Una grande confusione regnava sulle sponde del porticino, dove
si erano radunati tutti i filibustieri dell'isola. Vi erano anche il conte di
Ventimiglia, Grogner e di Lussan.
In lontananza il cannone continuava ancora a tuonare.
Quindici vascelli muovevano lentamente verso l'isola, disposti
su due colonne. Era la flotta spagnuola del Pacifico, incaricata di impedire il
passo ai corsari che provenivano dal Capo Horn o dallo stretto di Magellano,
flotta imponente che avrebbe potuto purgare per sempre quei mari da quegli
audaci ladroni, se l'avessero voluto.
- Signor conte, - disse Grogner al figlio del Corsaro Rosso,
con voce un po' alterata. - Siete giunto in un cattivo momento.
- Non mi pare, - rispose il signor di Ventimiglia, - poiché vi
ho condotto dei rinforzi.
- Non potremo resistere ad una squadra cosi potente. Non ho
che un vascello e delle barcaccie.
- Fate tirare a terra le barcaccie e gli schifi e nascondeteli
sotto le foreste.
- Ed il vascello?
- Incendiatelo perché non venga preso dagli spagnuoli.
Spicciatevi, signor Grogner e poi ritiriamoci nell'interno dell'isola. Se
vorranno assalirci, sapremo difenderci.
Gli ordini furono subito dati. Mentre una partita di corsari
saliva a bordo della nave, radunando quanto catrame si trovava nella stiva e lo
incendiava, gli altri s'affannavano a mettere in salvo le migliori barcaccie e
le scialuppe, per non rimanere sprovvisti completamente di mezzi di trasporto,
capaci più tardi di far loro raggiungere il continente.
La squadra spagnuola, sicura del fatto suo, aveva intanto
incominciato a sparare tremende bordate, specialmente contro il vascello il
quale già era stato sgombrato rapidamente.
- Perdinci! - esclamò il guascone. - Questa volta gli
spagnuoli fanno sul serio. Signor basco, giacché i nostri compagni scappano,
lavoriamo di gambe anche noi. I colpi di spada li ricevo volentieri, ma non ho
provato mai alcuna affezione per le grosse palle che tagliano in due senza
nemmeno dirvi: guarda che ti ammazzo, imbecille!
I filibustieri infatti, messe in salvo le imbarcazioni,
scappavano da tutte le partì, mentre i proprietarii delle baracche, aiutati dai
loro negri, cercavano di portare via il meglio che possedevano, per non
lasciarlo cadere nelle mani degli spagnuoli.
Le cannonate intanto non cessavano. Le palle cadevano come una
fitta gragnuola sulla spiaggia e sul vascello, il quale già avvampava rapidamente,
eruttando dai boccaporti spalancati immense nuvole di fumo.
Era una squadra veramente imponente, composta di galeoni, di
fregate e di grosse caravelle e montata da duemila marinai.
I filibustieri, guidati dal signor di Ventimiglia, da Grogner
e da Raveneau de Lussan, si erano intanto affrettati a mettersi in salvo su una
collina situata quasi nel mezzo dell'isola e perciò fuor di portata dalle
artiglierie della flotta; artiglierie, che come abbiamo detto, in quei tempi
avevano una portata molto limitata.
Erano tuttavia assai inquieti, temendo un poderoso assalto da
parte degli equipaggi.
Fortunatamente nulla di grave accadde. La squadra, dopo aver
cannoneggiate le baracche, sbarcò alcune centinaia d'uomini per raccogliere le
ferramenta del vascello corsaro distrutto dall'incendio, e qualche ora dopo
riprendeva la sua rotta veleggiando verso Panama.

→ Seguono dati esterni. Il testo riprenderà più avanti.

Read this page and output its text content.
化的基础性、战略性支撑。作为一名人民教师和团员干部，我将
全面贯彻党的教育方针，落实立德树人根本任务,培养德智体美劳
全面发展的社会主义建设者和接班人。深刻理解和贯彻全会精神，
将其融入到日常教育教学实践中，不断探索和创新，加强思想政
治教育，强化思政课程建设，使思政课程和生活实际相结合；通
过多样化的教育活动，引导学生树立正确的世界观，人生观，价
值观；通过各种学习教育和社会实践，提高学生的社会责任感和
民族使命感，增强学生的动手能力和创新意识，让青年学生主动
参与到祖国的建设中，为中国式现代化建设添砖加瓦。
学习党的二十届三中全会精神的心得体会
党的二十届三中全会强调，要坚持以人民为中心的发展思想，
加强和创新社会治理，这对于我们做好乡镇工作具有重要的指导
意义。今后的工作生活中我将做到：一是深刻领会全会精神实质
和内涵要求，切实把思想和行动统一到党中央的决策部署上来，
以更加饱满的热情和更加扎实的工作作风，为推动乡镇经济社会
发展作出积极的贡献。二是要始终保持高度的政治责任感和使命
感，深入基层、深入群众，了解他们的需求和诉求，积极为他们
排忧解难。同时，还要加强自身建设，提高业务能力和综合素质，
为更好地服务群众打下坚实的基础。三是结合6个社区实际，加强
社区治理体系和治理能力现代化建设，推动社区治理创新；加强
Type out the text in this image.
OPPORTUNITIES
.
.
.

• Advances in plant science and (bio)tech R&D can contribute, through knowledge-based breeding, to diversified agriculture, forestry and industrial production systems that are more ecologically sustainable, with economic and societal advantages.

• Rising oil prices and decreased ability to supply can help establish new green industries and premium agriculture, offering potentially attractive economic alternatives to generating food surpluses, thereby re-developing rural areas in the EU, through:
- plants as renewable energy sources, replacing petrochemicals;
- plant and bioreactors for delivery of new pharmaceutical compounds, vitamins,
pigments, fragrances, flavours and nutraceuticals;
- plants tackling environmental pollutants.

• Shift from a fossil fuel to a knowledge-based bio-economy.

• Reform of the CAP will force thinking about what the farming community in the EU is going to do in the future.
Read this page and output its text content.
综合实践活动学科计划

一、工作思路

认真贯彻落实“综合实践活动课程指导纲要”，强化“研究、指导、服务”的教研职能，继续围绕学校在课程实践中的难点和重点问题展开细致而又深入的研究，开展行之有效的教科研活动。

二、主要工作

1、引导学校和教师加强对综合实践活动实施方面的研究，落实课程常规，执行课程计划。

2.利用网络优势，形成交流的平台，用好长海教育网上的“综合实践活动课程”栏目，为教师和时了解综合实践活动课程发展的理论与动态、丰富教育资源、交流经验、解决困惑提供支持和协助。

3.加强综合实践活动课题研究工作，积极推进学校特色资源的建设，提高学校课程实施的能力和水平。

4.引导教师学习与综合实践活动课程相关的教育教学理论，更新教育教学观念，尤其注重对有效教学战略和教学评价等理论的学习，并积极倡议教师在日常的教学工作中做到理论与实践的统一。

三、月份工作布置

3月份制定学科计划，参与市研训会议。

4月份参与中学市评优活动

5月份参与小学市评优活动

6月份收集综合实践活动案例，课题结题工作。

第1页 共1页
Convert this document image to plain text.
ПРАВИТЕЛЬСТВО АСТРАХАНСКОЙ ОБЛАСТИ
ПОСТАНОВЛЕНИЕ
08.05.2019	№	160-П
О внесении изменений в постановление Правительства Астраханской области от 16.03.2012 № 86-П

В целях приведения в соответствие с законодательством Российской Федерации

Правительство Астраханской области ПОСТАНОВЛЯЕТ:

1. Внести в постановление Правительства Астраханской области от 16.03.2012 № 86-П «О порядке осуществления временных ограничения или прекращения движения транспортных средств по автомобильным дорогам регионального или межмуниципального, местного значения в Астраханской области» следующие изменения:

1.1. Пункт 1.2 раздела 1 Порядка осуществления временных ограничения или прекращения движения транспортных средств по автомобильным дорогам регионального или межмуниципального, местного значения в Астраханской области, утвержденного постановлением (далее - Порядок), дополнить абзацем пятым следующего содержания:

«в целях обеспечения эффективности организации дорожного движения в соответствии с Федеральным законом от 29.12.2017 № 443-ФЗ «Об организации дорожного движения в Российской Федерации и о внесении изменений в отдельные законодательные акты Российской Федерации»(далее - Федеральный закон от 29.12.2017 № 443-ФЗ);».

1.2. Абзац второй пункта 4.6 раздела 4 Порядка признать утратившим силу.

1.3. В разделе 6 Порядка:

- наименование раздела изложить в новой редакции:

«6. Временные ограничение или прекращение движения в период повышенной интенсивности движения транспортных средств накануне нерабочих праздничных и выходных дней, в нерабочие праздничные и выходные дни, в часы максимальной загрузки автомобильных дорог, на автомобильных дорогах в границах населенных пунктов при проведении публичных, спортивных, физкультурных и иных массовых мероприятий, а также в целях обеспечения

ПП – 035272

- Corpo di un bue! - esclamò il guascone, il quale osservava
tutte quelle navi maestose, dall'alto della collina. - Avrebbero potuto
distruggerci e hanno preferito invece andarsene. Buon viaggio, signori e che
Dio vi guardi dalle tempeste.
Si levò il feltro e salutò la squadra, facendo nel medesimo
tempo un inchino così profondo da far scoppiare dalle risa non solamente il
basco, bensì anche il conte di Ventimiglia e Grogner che gli stavano presso.